Still, as the global campaign spearheading polio eradication efforts gets ready to start using IPV more broadly in developing countries, the Kenyan experience provides a hopeful sign it can be a useful tool.

"People, even in the public health community, have been skeptical that you actually could reach very many children in a campaign with an injectable (polio) vaccine," said Dr. Steven Wassilak, a point person with the U.S. Centers for Disease Control's polio team.

Details of the campaign and its outcome were reported Thursday in Morbidity and Mortality Weekly Report, a rapid publication journal published by the CDC.

The Global Polio Eradication Initiative is a partnership of the CDC, the service club Rotary International, the World Health Organization, UNICEF and the Bill and Melinda Gates Foundation.

Oral polio vaccine has been the workhorse of the eradication effort since its start in 1988. Cheap and easy to administer, OPV has protected billions of children from paralysis. But the vaccine has a couple of unwelcome features.

On rare occasions a child who gets the vaccine will develop polio; that happens at a rate of about one case per every 2.7 million first doses of OPV given. As well, OPV-vaccinated children shed viruses in their stools. In settings where hygiene is poor those viruses can spread to other children, immunizing them too. But if the vaccine viruses continue to circulate, they can regain the virulence that was engineered out of them in the vaccine manufacturing process. And those viruses can cause paralysis too.

(IPV, which is used in most developed countries, including in Canada, is made up of killed viruses and cannot cause polio.)

To stop those vaccine viruses from spreading, eventually the world will need to cease using OPV. Before then, in 2016, the WHO would like to take one component out the oral vaccine, which protects against three strains of polio, Types 1, 2 and 3. Type 2 viruses haven't been seen since 1999, so for several years now all Type 2 infections have been caused by the vaccine viruses.

Given that Type 2 vaccine viruses are still spreading in some parts of the world, the plan is to get all countries that use OPV to give each child at least one dose of the more expensive injectable vaccine before the Type 2 component is dropped from OPV. That would ensure all children have some protection against Type 2.

But while many experts have been pushing for more use of IPV in developing countries, there have been concerns about the feasibility of doing that.

Where oral vaccine can be and is given by trained volunteers, the injectable vaccine has to be administered by a health-care worker. There were also fears some parents might not want their children getting the unfamiliar vaccine, coming as it does in a needle. And there are concerns about the safe disposal of what could amount to millions of used syringes.

The Kenyan outbreak provided an opportunity to test the practicality of combining OPV and IPV in a developing world setting.

The outbreak, which began in April 2013, centred around refugee camps housing Somalis who had fled their war-torn country. To date there have been 217 confirmed cases of paralytic in the outbreak.

The campaign to give both the oral and injectable vaccine at one time targeted 126,000 children under age five living in the refugee camps and the surrounding communities near the Kenya-Somalia border.

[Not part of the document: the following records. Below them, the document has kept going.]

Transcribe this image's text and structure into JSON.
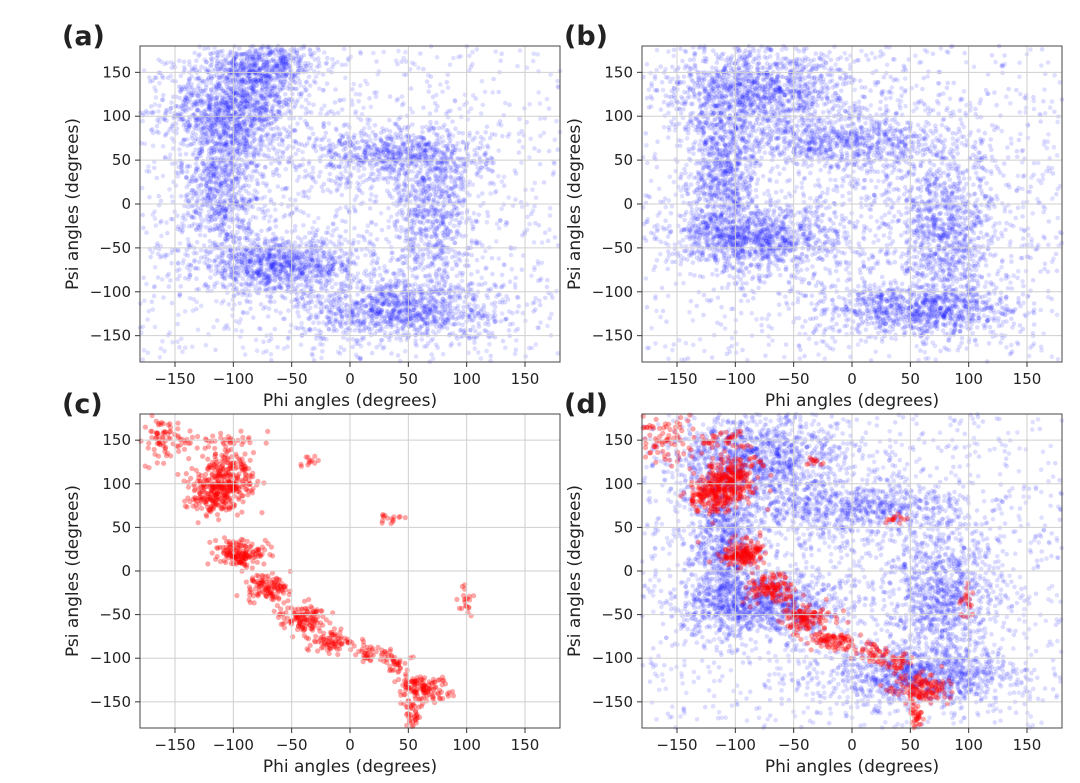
{
  "figure": {
    "panels": [
      "(a)",
      "(b)",
      "(c)",
      "(d)"
    ]
  },
  "colors": {
    "blue_points": "#1f1fff",
    "red_points": "#ff0000",
    "grid": "#cfcfcf",
    "axes": "#444444"
  },
  "chart_data": [
    {
      "panel": "(a)",
      "type": "scatter",
      "xlabel": "Phi angles (degrees)",
      "ylabel": "Psi angles (degrees)",
      "xlim": [
        -180,
        180
      ],
      "ylim": [
        -180,
        180
      ],
      "xticks": [
        -150,
        -100,
        -50,
        0,
        50,
        100,
        150
      ],
      "yticks": [
        -150,
        -100,
        -50,
        0,
        50,
        100,
        150
      ],
      "grid": true,
      "point_color": "blue",
      "density_regions": [
        {
          "center": [
            -100,
            110
          ],
          "spread": [
            28,
            30
          ],
          "weight": 0.18
        },
        {
          "center": [
            -70,
            160
          ],
          "spread": [
            22,
            18
          ],
          "weight": 0.08
        },
        {
          "center": [
            -110,
            20
          ],
          "spread": [
            18,
            45
          ],
          "weight": 0.12
        },
        {
          "center": [
            -60,
            -70
          ],
          "spread": [
            35,
            15
          ],
          "weight": 0.14
        },
        {
          "center": [
            40,
            55
          ],
          "spread": [
            40,
            15
          ],
          "weight": 0.1
        },
        {
          "center": [
            70,
            -10
          ],
          "spread": [
            18,
            45
          ],
          "weight": 0.1
        },
        {
          "center": [
            40,
            -120
          ],
          "spread": [
            45,
            18
          ],
          "weight": 0.16
        },
        {
          "center": [
            0,
            0
          ],
          "spread": [
            110,
            110
          ],
          "weight": 0.12
        }
      ]
    },
    {
      "panel": "(b)",
      "type": "scatter",
      "xlabel": "Phi angles (degrees)",
      "ylabel": "Psi angles (degrees)",
      "xlim": [
        -180,
        180
      ],
      "ylim": [
        -180,
        180
      ],
      "xticks": [
        -150,
        -100,
        -50,
        0,
        50,
        100,
        150
      ],
      "yticks": [
        -150,
        -100,
        -50,
        0,
        50,
        100,
        150
      ],
      "grid": true,
      "point_color": "blue",
      "density_regions": [
        {
          "center": [
            -80,
            130
          ],
          "spread": [
            40,
            25
          ],
          "weight": 0.18
        },
        {
          "center": [
            -110,
            30
          ],
          "spread": [
            15,
            45
          ],
          "weight": 0.12
        },
        {
          "center": [
            -80,
            -40
          ],
          "spread": [
            35,
            18
          ],
          "weight": 0.14
        },
        {
          "center": [
            0,
            70
          ],
          "spread": [
            45,
            15
          ],
          "weight": 0.1
        },
        {
          "center": [
            80,
            -30
          ],
          "spread": [
            22,
            40
          ],
          "weight": 0.12
        },
        {
          "center": [
            60,
            -120
          ],
          "spread": [
            40,
            15
          ],
          "weight": 0.14
        },
        {
          "center": [
            0,
            0
          ],
          "spread": [
            110,
            110
          ],
          "weight": 0.2
        }
      ]
    },
    {
      "panel": "(c)",
      "type": "scatter",
      "xlabel": "Phi angles (degrees)",
      "ylabel": "Psi angles (degrees)",
      "xlim": [
        -180,
        180
      ],
      "ylim": [
        -180,
        180
      ],
      "xticks": [
        -150,
        -100,
        -50,
        0,
        50,
        100,
        150
      ],
      "yticks": [
        -150,
        -100,
        -50,
        0,
        50,
        100,
        150
      ],
      "grid": true,
      "point_color": "red",
      "clusters": [
        {
          "center": [
            -105,
            105
          ],
          "spread": [
            12,
            14
          ],
          "count": 260
        },
        {
          "center": [
            -120,
            85
          ],
          "spread": [
            12,
            10
          ],
          "count": 140
        },
        {
          "center": [
            -160,
            150
          ],
          "spread": [
            12,
            15
          ],
          "count": 80
        },
        {
          "center": [
            -110,
            150
          ],
          "spread": [
            15,
            6
          ],
          "count": 40
        },
        {
          "center": [
            -35,
            125
          ],
          "spread": [
            5,
            3
          ],
          "count": 12
        },
        {
          "center": [
            38,
            60
          ],
          "spread": [
            5,
            3
          ],
          "count": 15
        },
        {
          "center": [
            -95,
            20
          ],
          "spread": [
            10,
            8
          ],
          "count": 160
        },
        {
          "center": [
            -70,
            -20
          ],
          "spread": [
            10,
            8
          ],
          "count": 120
        },
        {
          "center": [
            -40,
            -55
          ],
          "spread": [
            10,
            8
          ],
          "count": 120
        },
        {
          "center": [
            -15,
            -80
          ],
          "spread": [
            10,
            6
          ],
          "count": 80
        },
        {
          "center": [
            20,
            -95
          ],
          "spread": [
            8,
            5
          ],
          "count": 40
        },
        {
          "center": [
            40,
            -105
          ],
          "spread": [
            6,
            6
          ],
          "count": 35
        },
        {
          "center": [
            60,
            -135
          ],
          "spread": [
            12,
            8
          ],
          "count": 130
        },
        {
          "center": [
            55,
            -165
          ],
          "spread": [
            4,
            10
          ],
          "count": 40
        },
        {
          "center": [
            100,
            -35
          ],
          "spread": [
            4,
            10
          ],
          "count": 20
        }
      ]
    },
    {
      "panel": "(d)",
      "type": "scatter",
      "xlabel": "Phi angles (degrees)",
      "ylabel": "Psi angles (degrees)",
      "xlim": [
        -180,
        180
      ],
      "ylim": [
        -180,
        180
      ],
      "xticks": [
        -150,
        -100,
        -50,
        0,
        50,
        100,
        150
      ],
      "yticks": [
        -150,
        -100,
        -50,
        0,
        50,
        100,
        150
      ],
      "grid": true,
      "series": [
        {
          "point_color": "blue",
          "overlay_of": "(b)"
        },
        {
          "point_color": "red",
          "overlay_of": "(c)"
        }
      ]
    }
  ]
}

The effort worked better than some skeptics might have thought, but it wasn't without problems. One child received a dose of the oral vaccine by injection and had pain and inflammation at the injection site, but recovered.

In some cases, vials of injectable vaccine -- which must be stored in a fridge -- were frozen by accident. And some problems with injection techniques were observed.

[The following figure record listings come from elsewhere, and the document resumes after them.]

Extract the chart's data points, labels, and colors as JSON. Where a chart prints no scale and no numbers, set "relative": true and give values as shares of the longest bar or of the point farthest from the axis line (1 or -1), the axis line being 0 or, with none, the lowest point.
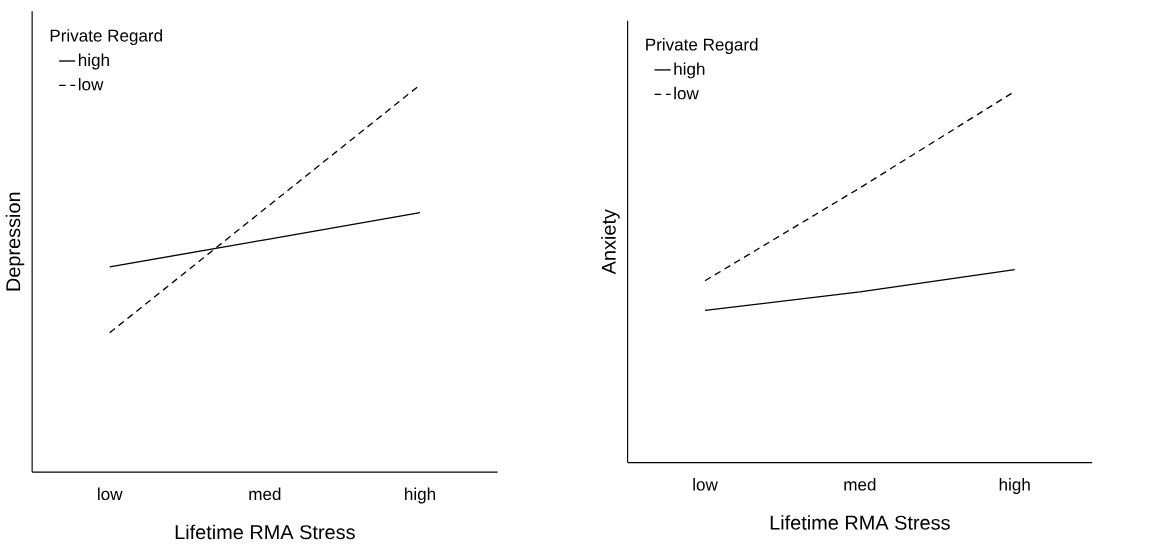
{
  "chart_data": [
    {
      "type": "line",
      "relative": true,
      "xlabel": "Lifetime RMA Stress",
      "ylabel": "Depression",
      "legend_title": "Private Regard",
      "legend": "top left",
      "marker": "none",
      "categories": [
        "low",
        "med",
        "high"
      ],
      "series": [
        {
          "name": "high",
          "color": "#000000",
          "line_style": "solid",
          "values": [
            0.53,
            0.6,
            0.67
          ]
        },
        {
          "name": "low",
          "color": "#000000",
          "line_style": "dashed",
          "values": [
            0.36,
            0.68,
            1.0
          ]
        }
      ]
    },
    {
      "type": "line",
      "relative": true,
      "xlabel": "Lifetime RMA Stress",
      "ylabel": "Anxiety",
      "legend_title": "Private Regard",
      "legend": "top left",
      "marker": "none",
      "categories": [
        "low",
        "med",
        "high"
      ],
      "series": [
        {
          "name": "high",
          "color": "#000000",
          "line_style": "solid",
          "values": [
            0.41,
            0.46,
            0.52
          ]
        },
        {
          "name": "low",
          "color": "#000000",
          "line_style": "dashed",
          "values": [
            0.49,
            0.74,
            1.0
          ]
        }
      ]
    }
  ]
}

Wassilak, who was not directly involved in the study, said it showed the critical importance of adequate training of staff in a campaign like this.

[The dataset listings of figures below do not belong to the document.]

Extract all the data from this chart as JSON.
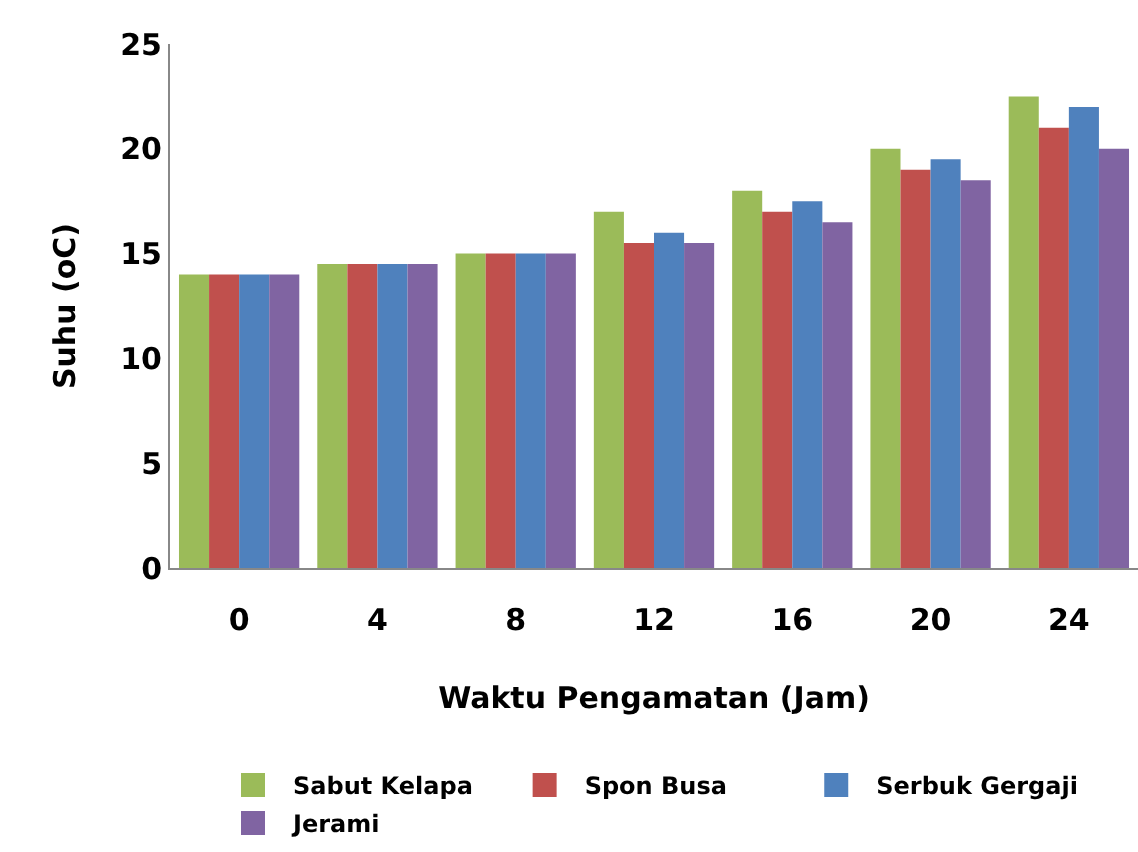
{
  "chart_data": {
    "type": "bar",
    "xlabel": "Waktu Pengamatan (Jam)",
    "ylabel": "Suhu (oC)",
    "categories": [
      "0",
      "4",
      "8",
      "12",
      "16",
      "20",
      "24"
    ],
    "series": [
      {
        "name": "Sabut Kelapa",
        "color": "#9bbb59",
        "values": [
          14,
          14.5,
          15,
          17,
          18,
          20,
          22.5
        ]
      },
      {
        "name": "Spon Busa",
        "color": "#c0504d",
        "values": [
          14,
          14.5,
          15,
          15.5,
          17,
          19,
          21
        ]
      },
      {
        "name": "Serbuk Gergaji",
        "color": "#4f81bd",
        "values": [
          14,
          14.5,
          15,
          16,
          17.5,
          19.5,
          22
        ]
      },
      {
        "name": "Jerami",
        "color": "#8064a2",
        "values": [
          14,
          14.5,
          15,
          15.5,
          16.5,
          18.5,
          20
        ]
      }
    ],
    "ylim": [
      0,
      25
    ],
    "yticks": [
      0,
      5,
      10,
      15,
      20,
      25
    ],
    "legend": "bottom"
  }
}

Still, the results have prompted polio eradication leaders to think about trying the OPV-IPV combination out in other settings, including places like western Pakistan to which vaccination teams have a hard time gaining access.

The thought, he said, is that if teams can rarely access children in war zones or places where resistance to polio vaccine is high, using the combination might increase the chance a child will be protected. Oral vaccine alone can require multiple doses to do the trick, especially in place where children are malnourished or suffer from diarrheal diseases.

"IPV-OPV campaigns could be considered to improve population immunity and accelerate interruption of poliovirus transmission in other polio outbreaks and in certain areas where WPV (wild poliovirus) transmission is endemic," the authors of the report concluded.